Fan-Service für Lehmann-holiker

Nach der Verfilmung folgt nun der Comic: Sven Regeners Roman Herr Lehmann wird von Tim Dinter weitestgehend ohne eigene Ideen, aber werkgetreu und liebevoll in Panels umgesetzt.

von David

Herbst 1989, an einem frühen Morgen in West-Berlin irgendwo in Kreuzberg: Frank Lehmann – von seinen Freunden Herr Lehmann genannt, weil er bald 30 wird – hat gerade seine Arbeitsschicht in der Kneipe beendet. Er ist betrunken und möchte nur noch nach Hause torkeln, aber plötzlich steht ein bedrohlich aussehender Hund im Weg. Herr Lehmann beginnt, dem Tier gut zuzureden, gibt ihm sogar ein paar Schlücke Whiskey zu trinken und wälzt sich schließlich mit ihm auf dem Bürgersteig, bis die Polizei kommt. Dann… – aber was danach folgt, wissen die Kenner von Sven Regeners Roman Herr Lehmann (2001) und der gleichnamigen Verfilmung (2003) im Grunde schon. Der Schriftsteller und Frontmann der Band Element of Crime baute die Geschichte um den gebürtigen Bremer und Wahlberliner zu einer Trilogie aus, die heute durchaus Kultstatus für sich beanspruchen kann. Dass nun irgendwann ein Comic zur Geschichte des Frank Lehmann erscheinen würde, war eigentlich nur noch eine Frage der Zeit. Inwiefern nun Tim Dinters Comic-Verarbeitung des Stoffs notwendig ist, sei dahingestellt.

Wer kennt sie nicht: Die Episode mit dem „Scheißhund“ (© Tim Dinter / Eichborn Verlag)

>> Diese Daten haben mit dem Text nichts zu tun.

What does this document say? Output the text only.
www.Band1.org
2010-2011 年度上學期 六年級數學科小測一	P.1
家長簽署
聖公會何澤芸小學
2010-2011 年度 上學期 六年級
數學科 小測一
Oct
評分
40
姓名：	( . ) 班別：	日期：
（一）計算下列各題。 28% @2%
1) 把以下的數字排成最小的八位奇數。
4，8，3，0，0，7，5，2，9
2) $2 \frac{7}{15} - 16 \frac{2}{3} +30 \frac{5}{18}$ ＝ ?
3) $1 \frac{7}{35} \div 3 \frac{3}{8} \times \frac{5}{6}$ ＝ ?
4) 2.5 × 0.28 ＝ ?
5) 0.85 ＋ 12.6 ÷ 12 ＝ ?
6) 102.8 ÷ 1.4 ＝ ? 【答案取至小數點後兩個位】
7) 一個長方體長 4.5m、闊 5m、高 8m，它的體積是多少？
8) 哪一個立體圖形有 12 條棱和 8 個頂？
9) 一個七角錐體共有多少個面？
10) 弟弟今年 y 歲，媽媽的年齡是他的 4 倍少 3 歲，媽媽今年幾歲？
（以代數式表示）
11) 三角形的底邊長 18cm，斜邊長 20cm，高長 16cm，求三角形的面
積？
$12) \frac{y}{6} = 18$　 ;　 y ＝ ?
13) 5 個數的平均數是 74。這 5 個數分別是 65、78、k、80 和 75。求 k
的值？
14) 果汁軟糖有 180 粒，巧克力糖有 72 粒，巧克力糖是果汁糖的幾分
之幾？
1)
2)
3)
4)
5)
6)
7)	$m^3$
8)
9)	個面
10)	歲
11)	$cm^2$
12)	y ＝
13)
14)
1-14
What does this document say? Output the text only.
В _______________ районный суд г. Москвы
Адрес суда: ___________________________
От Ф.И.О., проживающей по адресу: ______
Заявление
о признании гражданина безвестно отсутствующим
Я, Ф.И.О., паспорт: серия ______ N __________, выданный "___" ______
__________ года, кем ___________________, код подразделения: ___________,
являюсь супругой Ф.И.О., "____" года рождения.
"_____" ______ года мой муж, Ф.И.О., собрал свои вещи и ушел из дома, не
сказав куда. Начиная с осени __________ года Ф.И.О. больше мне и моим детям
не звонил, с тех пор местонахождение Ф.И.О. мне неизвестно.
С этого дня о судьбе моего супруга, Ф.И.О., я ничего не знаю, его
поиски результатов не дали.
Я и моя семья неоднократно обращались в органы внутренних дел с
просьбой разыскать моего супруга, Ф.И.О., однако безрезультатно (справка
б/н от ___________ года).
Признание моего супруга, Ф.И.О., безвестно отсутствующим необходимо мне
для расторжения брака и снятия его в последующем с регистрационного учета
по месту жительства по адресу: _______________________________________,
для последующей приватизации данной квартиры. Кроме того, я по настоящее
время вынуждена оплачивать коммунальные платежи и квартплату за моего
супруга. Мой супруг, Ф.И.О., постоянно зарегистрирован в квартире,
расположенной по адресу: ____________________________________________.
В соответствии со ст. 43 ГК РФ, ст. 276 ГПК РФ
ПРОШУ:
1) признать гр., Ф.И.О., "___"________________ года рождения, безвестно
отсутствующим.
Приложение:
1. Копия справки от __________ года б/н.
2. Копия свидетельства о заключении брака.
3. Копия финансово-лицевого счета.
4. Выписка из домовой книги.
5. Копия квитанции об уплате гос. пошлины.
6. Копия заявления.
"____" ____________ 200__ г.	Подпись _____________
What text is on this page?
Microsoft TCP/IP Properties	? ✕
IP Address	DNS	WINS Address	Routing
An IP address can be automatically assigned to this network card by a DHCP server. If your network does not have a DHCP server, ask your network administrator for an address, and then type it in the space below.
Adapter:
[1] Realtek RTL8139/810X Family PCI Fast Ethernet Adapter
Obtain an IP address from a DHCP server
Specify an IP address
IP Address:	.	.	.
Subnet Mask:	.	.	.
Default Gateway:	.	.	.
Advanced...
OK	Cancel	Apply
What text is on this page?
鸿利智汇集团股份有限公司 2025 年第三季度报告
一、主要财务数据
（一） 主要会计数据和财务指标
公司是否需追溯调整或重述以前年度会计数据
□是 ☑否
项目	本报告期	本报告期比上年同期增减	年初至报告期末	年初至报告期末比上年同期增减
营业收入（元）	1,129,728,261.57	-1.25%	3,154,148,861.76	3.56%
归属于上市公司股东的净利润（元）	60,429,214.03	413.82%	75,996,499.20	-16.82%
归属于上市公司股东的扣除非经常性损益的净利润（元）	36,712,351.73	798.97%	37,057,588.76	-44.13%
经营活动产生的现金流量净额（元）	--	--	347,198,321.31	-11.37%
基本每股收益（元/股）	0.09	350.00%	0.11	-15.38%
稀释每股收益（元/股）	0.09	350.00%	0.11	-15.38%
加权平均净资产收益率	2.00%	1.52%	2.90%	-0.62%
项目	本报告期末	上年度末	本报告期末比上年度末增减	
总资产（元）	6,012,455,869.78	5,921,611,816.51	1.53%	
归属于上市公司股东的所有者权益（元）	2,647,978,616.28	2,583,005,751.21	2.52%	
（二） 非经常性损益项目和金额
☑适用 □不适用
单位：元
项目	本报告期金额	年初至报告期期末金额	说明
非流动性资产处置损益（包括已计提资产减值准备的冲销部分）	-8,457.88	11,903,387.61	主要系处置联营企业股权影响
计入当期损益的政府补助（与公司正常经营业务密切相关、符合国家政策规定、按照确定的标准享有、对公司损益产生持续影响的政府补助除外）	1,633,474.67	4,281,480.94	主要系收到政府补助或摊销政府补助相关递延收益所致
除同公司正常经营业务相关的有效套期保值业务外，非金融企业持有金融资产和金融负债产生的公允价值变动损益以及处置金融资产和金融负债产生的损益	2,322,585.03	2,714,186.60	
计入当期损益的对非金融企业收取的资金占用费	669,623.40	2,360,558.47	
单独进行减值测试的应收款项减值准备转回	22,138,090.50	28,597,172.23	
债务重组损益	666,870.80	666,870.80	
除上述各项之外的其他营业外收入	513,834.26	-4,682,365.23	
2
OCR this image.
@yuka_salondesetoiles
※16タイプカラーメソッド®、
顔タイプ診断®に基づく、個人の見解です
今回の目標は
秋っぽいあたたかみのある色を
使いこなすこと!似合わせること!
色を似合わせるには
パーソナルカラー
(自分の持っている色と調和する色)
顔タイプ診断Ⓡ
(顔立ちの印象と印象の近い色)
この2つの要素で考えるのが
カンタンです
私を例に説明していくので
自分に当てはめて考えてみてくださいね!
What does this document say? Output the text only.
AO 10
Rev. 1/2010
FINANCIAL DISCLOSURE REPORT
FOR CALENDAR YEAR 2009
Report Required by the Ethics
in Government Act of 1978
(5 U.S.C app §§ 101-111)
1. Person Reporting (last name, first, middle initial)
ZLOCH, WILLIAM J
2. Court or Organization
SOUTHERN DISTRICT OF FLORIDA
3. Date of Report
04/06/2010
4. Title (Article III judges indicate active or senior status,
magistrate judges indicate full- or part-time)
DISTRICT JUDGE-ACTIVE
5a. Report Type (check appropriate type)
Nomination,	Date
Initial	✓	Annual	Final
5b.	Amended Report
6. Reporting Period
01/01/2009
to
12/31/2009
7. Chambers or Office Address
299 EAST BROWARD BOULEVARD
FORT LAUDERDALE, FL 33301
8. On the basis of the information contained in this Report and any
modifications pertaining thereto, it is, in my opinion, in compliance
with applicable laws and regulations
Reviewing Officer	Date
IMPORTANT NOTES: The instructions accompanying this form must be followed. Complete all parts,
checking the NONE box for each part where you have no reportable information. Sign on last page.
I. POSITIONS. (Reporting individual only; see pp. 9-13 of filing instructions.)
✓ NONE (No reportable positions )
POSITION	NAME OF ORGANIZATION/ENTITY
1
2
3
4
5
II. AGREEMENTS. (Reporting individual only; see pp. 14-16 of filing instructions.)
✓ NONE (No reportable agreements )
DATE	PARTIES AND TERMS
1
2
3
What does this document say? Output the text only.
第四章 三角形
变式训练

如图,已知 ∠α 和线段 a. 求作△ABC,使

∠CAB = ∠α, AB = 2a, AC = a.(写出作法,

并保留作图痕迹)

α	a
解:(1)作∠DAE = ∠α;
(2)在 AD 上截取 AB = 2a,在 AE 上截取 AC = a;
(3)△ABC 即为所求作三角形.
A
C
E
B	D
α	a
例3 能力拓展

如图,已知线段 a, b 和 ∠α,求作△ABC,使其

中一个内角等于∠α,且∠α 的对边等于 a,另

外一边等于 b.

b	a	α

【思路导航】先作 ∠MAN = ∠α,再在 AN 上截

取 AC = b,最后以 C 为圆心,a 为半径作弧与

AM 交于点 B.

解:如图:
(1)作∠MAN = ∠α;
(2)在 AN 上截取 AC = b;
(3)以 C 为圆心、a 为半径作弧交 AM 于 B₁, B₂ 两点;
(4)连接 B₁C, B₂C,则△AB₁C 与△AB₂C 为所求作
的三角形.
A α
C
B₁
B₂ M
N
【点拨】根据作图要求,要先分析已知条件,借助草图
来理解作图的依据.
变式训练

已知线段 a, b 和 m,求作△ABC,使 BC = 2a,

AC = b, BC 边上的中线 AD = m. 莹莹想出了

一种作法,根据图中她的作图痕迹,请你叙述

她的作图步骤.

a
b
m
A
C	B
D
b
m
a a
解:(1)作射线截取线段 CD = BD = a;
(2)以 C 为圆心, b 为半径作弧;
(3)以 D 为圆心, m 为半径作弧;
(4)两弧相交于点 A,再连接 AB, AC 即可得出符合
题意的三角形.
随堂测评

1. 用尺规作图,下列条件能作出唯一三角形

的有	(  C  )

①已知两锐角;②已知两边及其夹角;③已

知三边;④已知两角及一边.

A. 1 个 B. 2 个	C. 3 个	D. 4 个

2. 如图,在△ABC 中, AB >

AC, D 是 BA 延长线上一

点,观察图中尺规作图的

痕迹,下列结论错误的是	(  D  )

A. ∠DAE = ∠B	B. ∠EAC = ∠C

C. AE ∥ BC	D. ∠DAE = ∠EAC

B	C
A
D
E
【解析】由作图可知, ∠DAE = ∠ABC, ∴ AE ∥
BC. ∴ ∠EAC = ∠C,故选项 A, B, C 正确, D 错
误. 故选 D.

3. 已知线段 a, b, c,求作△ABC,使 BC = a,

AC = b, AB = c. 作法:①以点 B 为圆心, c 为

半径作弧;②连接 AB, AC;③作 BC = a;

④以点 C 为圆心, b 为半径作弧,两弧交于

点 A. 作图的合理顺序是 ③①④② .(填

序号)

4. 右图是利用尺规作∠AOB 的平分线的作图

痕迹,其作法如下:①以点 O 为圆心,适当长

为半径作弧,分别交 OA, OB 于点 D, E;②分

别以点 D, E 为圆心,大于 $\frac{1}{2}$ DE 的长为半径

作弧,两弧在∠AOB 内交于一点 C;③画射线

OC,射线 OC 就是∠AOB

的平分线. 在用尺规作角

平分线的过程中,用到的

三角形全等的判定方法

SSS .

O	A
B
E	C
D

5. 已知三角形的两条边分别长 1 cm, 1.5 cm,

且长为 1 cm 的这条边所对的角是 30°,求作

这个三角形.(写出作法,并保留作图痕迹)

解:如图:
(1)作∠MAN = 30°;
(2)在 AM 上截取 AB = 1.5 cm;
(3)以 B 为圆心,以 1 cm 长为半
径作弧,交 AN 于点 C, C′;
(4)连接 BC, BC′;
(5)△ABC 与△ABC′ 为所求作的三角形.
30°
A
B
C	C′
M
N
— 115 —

In erster Linie handelt es sich bei Herr Lehmann um eine sehr werknahe Adaption des Romans, die in ihren Bildern relativ deutlich von der Verfilmung inspiriert wurde. Nennenswerte eigene Ideen entwickelt Tim Dinter kaum: Wer das Buch gelesen (und den Film gesehen) hat, wird kaum überrascht werden können von den schwarzweißen Panels. Es ist sogar anzunehmen, dass sich ‚unbedarften’ Lesern, die die Vorlagen nicht kennen, überhaupt kein Bezug zu den Bildern und Geschichten erschließen wird. Doch mit großer Sicherheit wurde Herr Lehmann auch nicht für sie konzipiert: Der Comic liest sich als allerreinster Fan-Service und als eben solcher ist er auch ganz gut gelungen. In knapp über einer Stunde Lektüre kann man als Liebhaber des Lehmann-Stoffs wunderbar in das besondere Universum des Frank Lehmann eintauchen und sich wieder einmal von der bittersüßen Liebe des Protagonisten zur schönen Köchin Katrin, vom allmählichen Zusammenbruch des besten Freundes Karl, vom Rätseln um die Identität des „Kristall-Volkers“ (der sich als ein Rainer entpuppt) voll und ganz einnehmen lassen. Dinters Schwarzweiß-Zeichnungen sind eher großflächig und impressionistisch, teils auch bis zur Unerkenntlichkeit: einige sind so unscharf, dass sie wie Erstskizzen aussehen – ein Versuch, alkoholbedingte Rauschzustände darzustellen? In Kombination mit den trüben, etwas matschigen Grautönen versinnbildlicht Tim Dinters Herr Lehmann noch einmal das, was schon der Roman und der Film implizit benannt haben: nämlich, dass Frank Lehmanns Geschichte kurz vor Fall der Berliner Mauer bei all der Witzigkeit im Detail in erster Linie auch eine niederschmetternde Tragödie und die Erzählung eines ganz persönlichen Weltuntergangs ist.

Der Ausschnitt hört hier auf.